Pandemic spawns spectacle of antiscience fatuity - Businesslive

Sep 13, 2021
13 September 2021 - Though I knew perfectly well that if I googled the cause of an acute pain in my right-hand index finger I would invariably find that it was caused by a rare form of cancer, I nevertheless went ahead earlier this year, and asked Google to identify the condition that manifested in a bumpy patch of soreness on the right side of my back.

Michael Morris
Though I knew perfectly well that if I googled the cause of an acute pain in my right-hand index finger I would invariably find that it was caused by a rare form of cancer, I nevertheless went ahead earlier this year, and asked Google to identify the condition that manifested in a bumpy patch of soreness on the right side of my back.

There was also, as it happens, a patch of soreness on my chest. That was something separate, though — I’d had a silly calamity on some wet steps, so the frontal condition was spoken for. As for my back, well, I had recently spent the morning working in the garden in the blazing sun without a shirt on, so whatever it was Google said it was, given all these obvious facts, was what it really was.

It is maddening, isn’t it, how easy it is to torture ourselves in this way. My doctor, when I eventually made an appointment to see him, listened with what I can only describe as heroic and unflinching impassivity as I spent the first five minutes of the consultation telling him exactly what was the matter with me. It was, as these things usually are, an unnecessarily long and detailed account, which I nevertheless felt confident would prove invaluable to him.

The second I had finished, he said: “Right, let’s have a look.” This was where we should have begun. All of a minute later he pronounced his diagnosis and, after a brief chat about dealing with the condition, I was on my way.
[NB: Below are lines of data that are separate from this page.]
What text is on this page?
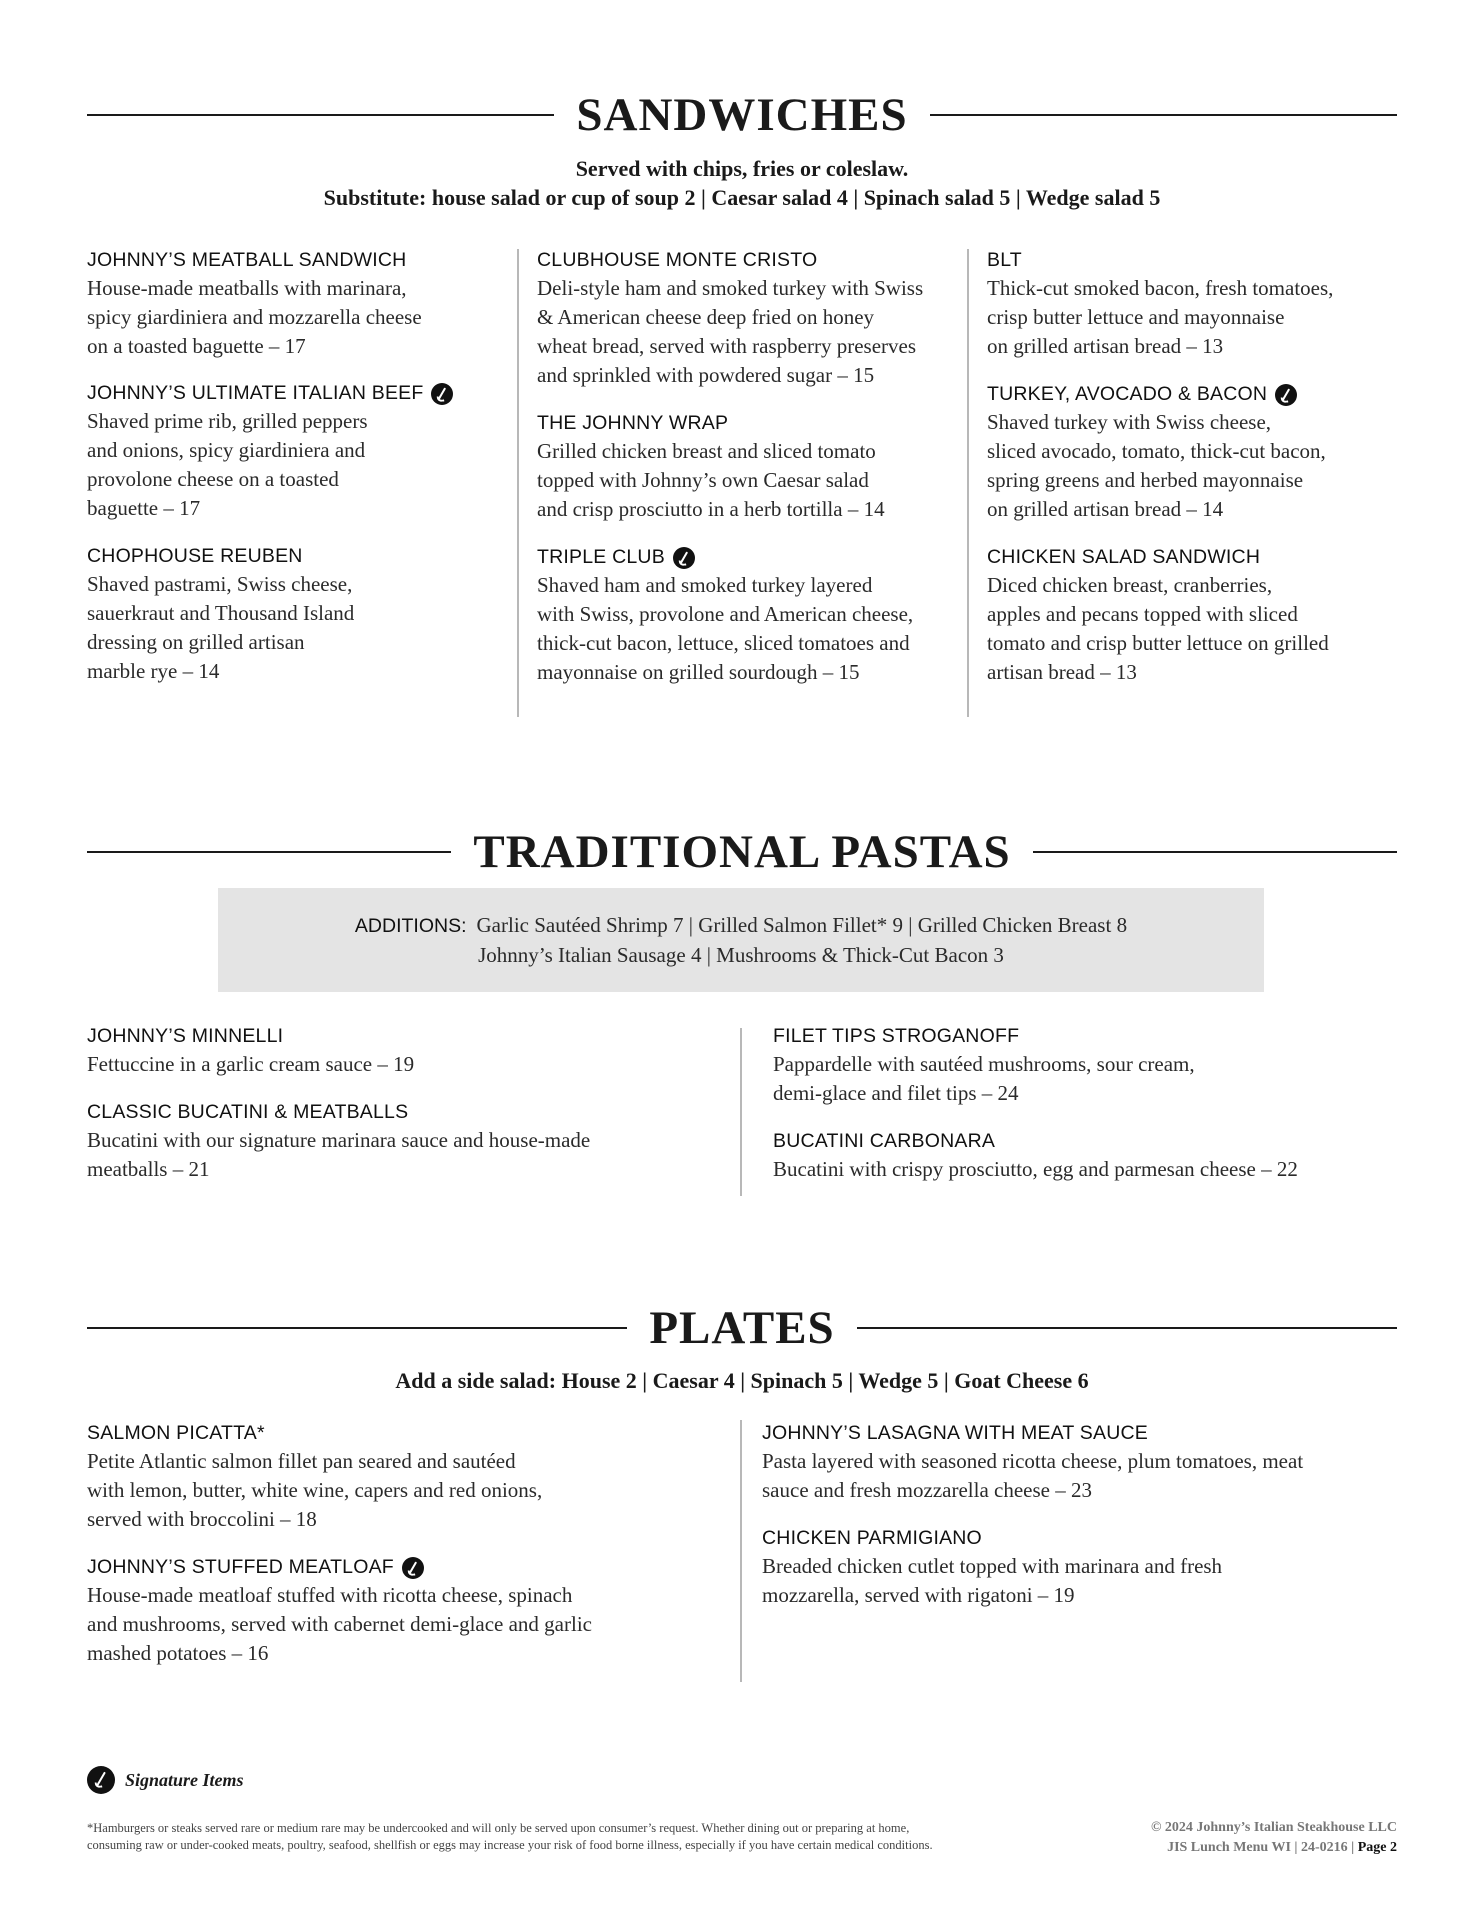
SANDWICHES
Served with chips, fries or coleslaw.
Substitute: house salad or cup of soup 2 | Caesar salad 4 | Spinach salad 5 | Wedge salad 5
JOHNNY’S MEATBALL SANDWICH
House-made meatballs with marinara,
spicy giardiniera and mozzarella cheese
on a toasted baguette – 17
JOHNNY’S ULTIMATE ITALIAN BEEF
Shaved prime rib, grilled peppers
and onions, spicy giardiniera and
provolone cheese on a toasted
baguette – 17
CHOPHOUSE REUBEN
Shaved pastrami, Swiss cheese,
sauerkraut and Thousand Island
dressing on grilled artisan
marble rye – 14
CLUBHOUSE MONTE CRISTO
Deli-style ham and smoked turkey with Swiss
& American cheese deep fried on honey
wheat bread, served with raspberry preserves
and sprinkled with powdered sugar – 15
THE JOHNNY WRAP
Grilled chicken breast and sliced tomato
topped with Johnny’s own Caesar salad
and crisp prosciutto in a herb tortilla – 14
TRIPLE CLUB
Shaved ham and smoked turkey layered
with Swiss, provolone and American cheese,
thick-cut bacon, lettuce, sliced tomatoes and
mayonnaise on grilled sourdough – 15
BLT
Thick-cut smoked bacon, fresh tomatoes,
crisp butter lettuce and mayonnaise
on grilled artisan bread – 13
TURKEY, AVOCADO & BACON
Shaved turkey with Swiss cheese,
sliced avocado, tomato, thick-cut bacon,
spring greens and herbed mayonnaise
on grilled artisan bread – 14
CHICKEN SALAD SANDWICH
Diced chicken breast, cranberries,
apples and pecans topped with sliced
tomato and crisp butter lettuce on grilled
artisan bread – 13
TRADITIONAL PASTAS
ADDITIONS: Garlic Sautéed Shrimp 7 | Grilled Salmon Fillet* 9 | Grilled Chicken Breast 8
Johnny’s Italian Sausage 4 | Mushrooms & Thick-Cut Bacon 3
JOHNNY’S MINNELLI
Fettuccine in a garlic cream sauce – 19
CLASSIC BUCATINI & MEATBALLS
Bucatini with our signature marinara sauce and house-made
meatballs – 21
FILET TIPS STROGANOFF
Pappardelle with sautéed mushrooms, sour cream,
demi-glace and filet tips – 24
BUCATINI CARBONARA
Bucatini with crispy prosciutto, egg and parmesan cheese – 22
PLATES
Add a side salad: House 2 | Caesar 4 | Spinach 5 | Wedge 5 | Goat Cheese 6
SALMON PICATTA*
Petite Atlantic salmon fillet pan seared and sautéed
with lemon, butter, white wine, capers and red onions,
served with broccolini – 18
JOHNNY’S STUFFED MEATLOAF
House-made meatloaf stuffed with ricotta cheese, spinach
and mushrooms, served with cabernet demi-glace and garlic
mashed potatoes – 16
JOHNNY’S LASAGNA WITH MEAT SAUCE
Pasta layered with seasoned ricotta cheese, plum tomatoes, meat
sauce and fresh mozzarella cheese – 23
CHICKEN PARMIGIANO
Breaded chicken cutlet topped with marinara and fresh
mozzarella, served with rigatoni – 19
Signature Items
*Hamburgers or steaks served rare or medium rare may be undercooked and will only be served upon consumer’s request. Whether dining out or preparing at home,
consuming raw or under-cooked meats, poultry, seafood, shellfish or eggs may increase your risk of food borne illness, especially if you have certain medical conditions.
© 2024 Johnny’s Italian Steakhouse LLC
JIS Lunch Menu WI | 24-0216 | Page 2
My shingles had nothing whatever to do with a morning spent irresponsibly shirtless in the sun, or with my painful if comical episode on wet steps, or, expressly, anything whatever to do with what I had “learnt” from Google.

It was a lesson I honestly did not think I had needed — but, in the internet age it is a lesson that needs repeating until it becomes second nature to regard with suspicion every find that rings true. This is made pressingly obvious by the staggering spectacle of antiscience dim-wittedness spawned by the Covid-19 pandemic.

Everyone now knows everything about it. They have looked it up, watched the videos and hung on every word of Dr X and Professor Y. The whole thing is a conspiracy darkly devised by people we would not trust with our pets.

A dubious marvel of the age of unprecedented access to the best of science is that there are conceivably more dumb people now than before, simply because so many are satisfied merely to find their fondest certainties and fears confirmed and swear off all contradictions.

The internet is indifferent to our foibles. When we imagine we can dispense with scientists — whose authority, and the scope for allowing that they may be mistaken, dwells not in whim or certainty but rigour and doubt — the internet will oblige.

Late in 2020, Forbes published a trenchant piece on “antiscience myths we need to unlearn”, which featured this sage warning from Carl Sagan: “One of the saddest lessons of history is this: if we’ve been bamboozled long enough we tend to reject any evidence of the bamboozle. We’re no longer interested in finding out the truth. The bamboozle has captured us. It’s simply too painful to acknowledge, even to ourselves, that we’ve been taken. Once you give a charlatan power over you almost never get it back.”

And that is the real risk: abandoning reason means abandoning doubt, and promises only a tyranny of idiocy.

• Morris is head of media at the SA Institute of Race Relations.